In the beginning, Mr. Seokkyun Woo explained the reasons why machine learning (ML) and natural language processing (NLP) should be used in social sciences research. In his view, human interaction, communication, and culture expressed through digital texts have increased significantly so that digital texts can be an important source of information or data for performing research. For example, we can use texts of product reviews to study consumer behavior, use textual information to predict macroeconomic trends, or investigate knowledge production based on textual information based on a large number of academic publications. However, different from our common intuitively displayed numerical variables, the text itself has high-dimensional characteristics. If we want to use texts to carry out the above research, we need to use appropriate methods to handle text data. Fortunately, NLP can help us measure or classify text data at a quantitative level, thereby providing new data sources for subsequent causal inference analyses.
Subsequently, Mr.
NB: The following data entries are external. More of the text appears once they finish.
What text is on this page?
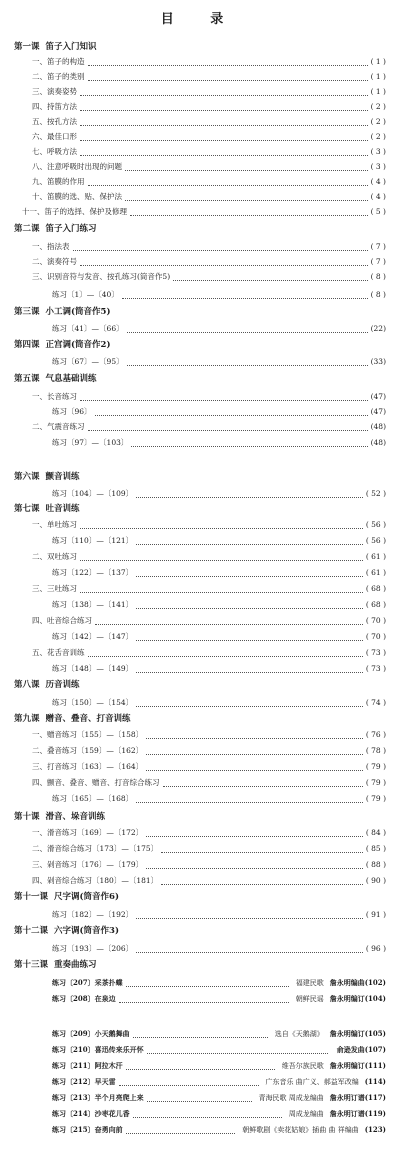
目 录
第一课 笛子入门知识
一、笛子的构造	( 1 )
二、笛子的类别	( 1 )
三、演奏姿势	( 1 )
四、持笛方法	( 2 )
五、按孔方法	( 2 )
六、最佳口形	( 2 )
七、呼吸方法	( 3 )
八、注意呼吸时出现的问题	( 3 )
九、笛膜的作用	( 4 )
十、笛膜的选、贴、保护法	( 4 )
十一、笛子的选择、保护及修理	( 5 )
第二课 笛子入门练习
一、指法表	( 7 )
二、演奏符号	( 7 )
三、识别音符与发音、按孔练习(筒音作5)	( 8 )
练习〔1〕—〔40〕	( 8 )
第三课 小工调(筒音作5)
练习〔41〕—〔66〕	(22)
第四课 正宫调(筒音作2)
练习〔67〕—〔95〕	(33)
第五课 气息基础训练
一、长音练习	(47)
练习〔96〕	(47)
二、气震音练习	(48)
练习〔97〕—〔103〕	(48)
第六课 颤音训练
练习〔104〕—〔109〕	( 52 )
第七课 吐音训练
一、单吐练习	( 56 )
练习〔110〕—〔121〕	( 56 )
二、双吐练习	( 61 )
练习〔122〕—〔137〕	( 61 )
三、三吐练习	( 68 )
练习〔138〕—〔141〕	( 68 )
四、吐音综合练习	( 70 )
练习〔142〕—〔147〕	( 70 )
五、花舌音训练	( 73 )
练习〔148〕—〔149〕	( 73 )
第八课 历音训练
练习〔150〕—〔154〕	( 74 )
第九课 赠音、叠音、打音训练
一、赠音练习〔155〕—〔158〕	( 76 )
二、叠音练习〔159〕—〔162〕	( 78 )
三、打音练习〔163〕—〔164〕	( 79 )
四、颤音、叠音、赠音、打音综合练习	( 79 )
练习〔165〕—〔168〕	( 79 )
第十课 滑音、垛音训练
一、滑音练习〔169〕—〔172〕	( 84 )
二、滑音综合练习〔173〕—〔175〕	( 85 )
三、剁音练习〔176〕—〔179〕	( 88 )
四、剁音综合练习〔180〕—〔181〕	( 90 )
第十一课 尺字调(筒音作6)
练习〔182〕—〔192〕	( 91 )
第十二课 六字调(筒音作3)
练习〔193〕—〔206〕	( 96 )
第十三课 重奏曲练习
练习〔207〕采茶扑蝶	福建民歌 詹永明编曲(102)
练习〔208〕在泉边	朝鲜民谣 詹永明编订(104)
练习〔209〕小天鹅舞曲	选自《天鹅湖》 詹永明编订(105)
练习〔210〕喜迅传来乐开怀	俞逊发曲(107)
练习〔211〕阿拉木汗	维吾尔族民歌 詹永明编订(111)
练习〔212〕早天雷	广东音乐 曲广义、郝益军改编 (114)
练习〔213〕半个月亮爬上来	青海民歌 周成龙编曲 詹永明订谱(117)
练习〔214〕沙枣花儿香	周成龙编曲 詹永明订谱(119)
练习〔215〕奋勇向前	朝鲜歌剧《卖花姑娘》插曲 曲 祥编曲 (123)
Seokkyun Woo introduced ML and NLP. He presented a recent study entitled, On the Shoulders of Fallen Giants: Understanding Scientists’ Behaviors Through Post-retraction Citations. This study was on the basis of the fact that even after scientific papers are retracted, hundreds of studies cite them as evidence. Based on the existing literature, Mr. Seokkyun Woo provided possible reasons for this fact, and provided a literature review on how to understand citation behavior from the perspectives of scientific normative structure, social construction, and perfunctory citations. He proposed two research questions: are post-retraction citations generated by the domains that exhibit a longer cognitive distance from the domain the retracted papers belong to; and if the cognitive distance is important, can this sloppy citation behavior be explained by scientists’ ignorance.
Based on the above two research questions, Mr.Seokkyun Woo proposed the hypotheses. The novelty of this research is the use of knowledge distance to measure the relevance between the cited reference and the citing paper. The knowledge distance is measured by NLP, specifically the word embedding methods. As a key concept in NLP, word embedding can be used to transform a word into a vector for mathematical processing, and generate a unique vector for a text file. The Cosine similarity is used to measure the cognitive distance between the cited text and the citing text. The size of the domains that is calculated using MeSH methods is included as a control. The results suggest that the cognitive distance has a significantly positive effect on post-retraction citations, while this effect is significant for publications that were published in journals with high journal impact factors. This finding indicates that the longer the cognitive distance between the cited reference and the citing paper, the higher the probability of the retracted paper getting cited after retraction.
At the end of the lecture, Mr. Seokkyun Woo concluded the study and discussed various topics with the audience.